Thursday, August 9, 2012

August 8 - Tennessee Civil War Notes


8, The Tennessee Military and Financial Board appeals for homespun clothing for the Volunteer State’s soldiers
Military and Financial Board, Nashville, Tenn., Aug. 8th 1861
The Military and Financial Board of this State, impressed with the necessity of preparing to protect the patriotic volunteers now in the service from the rigors of the approaching winter, appeals to the wives, mothers, and daughters of Tennessee to manufacture woolen goods and stockings for those who are defending their homes and protecting them from the horrors of armed occupation of our soil.
It is suggested that each lady in Tennessee shall prepare goods for o­ne suit of clothing and knit two pairs of stocking. If this shall be done, every soldier will be amply clothed and provided against the sufferings of a winter’s campaign.
Shall this appeal be made in vain[?] It is by undivided exertion alone, that our wants can be supplied. 
Neil S. Brown
W. G. Harding
Jas. E. Bailey
Clarksville Chronicle, August 16, 1861.[Ed. note: This appeal demonstrates the utter incompetence of those who were responsible for running the confederate Tennessee war effort.  They were long o­n bluster and rhetoric, and short o­n industrial capacity, about which surely they were aware at the time of secession.  It is not known if this appeal was responded to or if any substantial amount of homespun clothing was produced.]
8, Governor Isham G. Harris expresses doubts concerning much success for Confederate recruiting and conscription in Middle Tennessee
CHATTANOOGA, TENN., August 8, 1862.
His Excellency JEFFERSON DAVIS:
SIR: I have the honor to acknowledge the receipt of your letter of the 29th ultimo. This would be more speedily done here than by the policy which you suggest, but I hope the latter may be successful. I shall certainly give all the aid in my power to make it so. The ranks of most of the Tennessee regiments now in the service are thinned by disease and the casualties of the field, and as we advance into Middle Tennessee I confidently expect a large number of volunteers, yet not a sufficient number to fill all of our now skeleton regiments, and apprehend that it will be found necessary when we shall have regained possession of that part of the State to order the conscripts of the State into service, in order that those regiments may all be promptly filled. The Government shall have all the facilities in my power to give to enforce this order when it shall be made. While we are thus recruiting old regiments I doubt the policy of attempting to raise a new regiment to complete the Tennessee brigade in Virginia.

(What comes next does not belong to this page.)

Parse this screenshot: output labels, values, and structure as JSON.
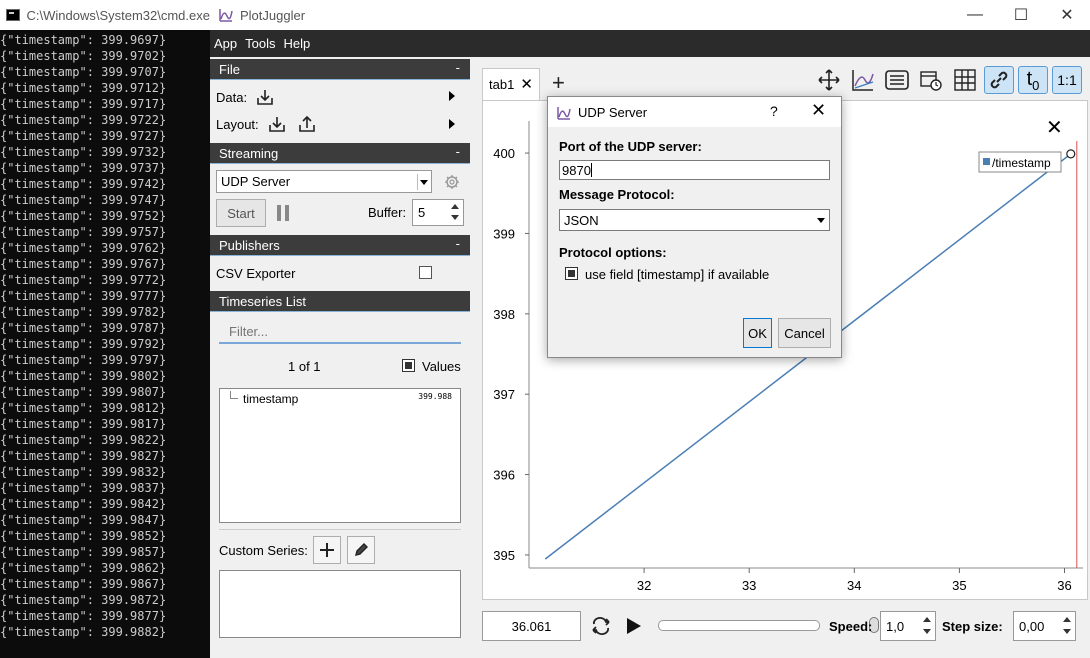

If a fourth regiment shall be necessary, it is better to order some one of the old regiments to that brigade. I am gratified at the assurance which you gave me that Gen. Whitthorne should be appointed to command this brigade. His appointment is sought and desired by the brigade, and I am confident he will make an efficient officer who will acquit himself with credit.
Very respectfully,
ISHAM G. HARRIS.
[First indorsement.]
Secretary of War for attention and reply.
The expectation was that the new brigadier and the officers sent would be effective to obtain recruits. The conscripts of East Tennessee might be better employed here.
J. D.
[Second indorsement.
Inform Governor Harris that Gen. Bragg has been authorized to enroll conscripts in Tennessee whenever it is deemed advisable to do so, and that the conscripts from East Tennessee will probably be more valuable here than in Tennessee. These regiments here might be filled up so soon as East Tennessee is cleared of the enemy.
G. W. R.
OR, Ser. I, Vol. 52, pt. II, p. 339.
8, “The Darkey Registering.”
The darkies have been greatly exercised for the past few days to know what would become of them if they could find no masters, the order for registering making it incumbent on them to find some responsible white person to vouch for them. The Provost Marshal’s office has therefore organized a scene which the public of Memphis has never before seen -- thousands of negroes anxiously waiting to learn their destiny. We are informed by the polite officer who superintends the registration office that the negroes have somehow or other got up the idea that they will not be free, if a white man has to have his name on their passes. The consequence is that they make applications for passes of a kind of general character that will permit them to go about and seek work where they can find it without being responsible to anybody. About six thousand negroes have already been registered.